逆に間口が狭かったり形が変形しているような土地では規格から外れてしまう可能性が高いために、建築コストが極端に高くなることがあり、そうなるとハウスメーカーで建てる魅力は半減してしまいます。

かといって土地条件を無視して規格内に無理やり収める、例えば三角の土地の内側に収まる四角い家を建てるというようなことになれば、土地の欠点ばかりが目立つ家になってしまいます。

上記のことから、ハウスメーカーは土地に対する柔軟性がコスト的にも設計的にも最も低いといえます。

建築家の場合

予算と建築法規以外には、いっさい制約がないため、どんな複雑な形をした土地に対しても適したプランをつくることができます。

土地の長所を活かしたり、反対に欠点を軽減する設計が可能です。
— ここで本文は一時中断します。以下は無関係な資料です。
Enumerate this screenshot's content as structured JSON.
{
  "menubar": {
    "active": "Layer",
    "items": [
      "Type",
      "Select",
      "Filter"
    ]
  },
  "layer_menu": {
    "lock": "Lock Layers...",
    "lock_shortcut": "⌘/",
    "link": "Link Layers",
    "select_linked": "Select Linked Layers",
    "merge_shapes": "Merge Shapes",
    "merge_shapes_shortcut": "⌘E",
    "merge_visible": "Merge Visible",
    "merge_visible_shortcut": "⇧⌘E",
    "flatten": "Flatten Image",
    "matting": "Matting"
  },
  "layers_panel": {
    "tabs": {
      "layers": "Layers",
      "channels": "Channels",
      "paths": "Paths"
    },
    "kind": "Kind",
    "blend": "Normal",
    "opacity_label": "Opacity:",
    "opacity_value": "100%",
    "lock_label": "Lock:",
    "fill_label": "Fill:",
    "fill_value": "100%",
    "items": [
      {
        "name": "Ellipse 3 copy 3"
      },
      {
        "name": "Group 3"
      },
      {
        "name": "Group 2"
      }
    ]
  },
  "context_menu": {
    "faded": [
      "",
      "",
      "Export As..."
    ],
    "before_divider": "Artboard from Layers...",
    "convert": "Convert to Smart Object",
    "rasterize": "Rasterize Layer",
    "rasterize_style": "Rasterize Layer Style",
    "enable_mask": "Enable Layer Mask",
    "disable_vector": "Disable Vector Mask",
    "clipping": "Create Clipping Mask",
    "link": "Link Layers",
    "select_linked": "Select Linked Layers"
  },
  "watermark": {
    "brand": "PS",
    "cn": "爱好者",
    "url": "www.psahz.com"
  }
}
また、元々規格があるわけではないので、予算の中で適切なコスト配分さえすれば、そのためにコストが急上昇することもありません。

建築家の設計は、土地に対する柔軟性が最も高く、安い土地でも最終的により上の住環境が得られるといえます。

以上のように、あらかじめ建物の依頼先が決まっているのであれば、依頼先に合った土地探しをすることができ、土地のコストを抑えることができます。

誰にとっても当てはまるいい土地、悪い土地というものはありません。個々の建て主が自分のライフスタイルや建物の依頼先にあわせて土地を選び、結果として最大限に土地の魅力を引き出せたとき、それを自分にとっての「いい土地」だということです。。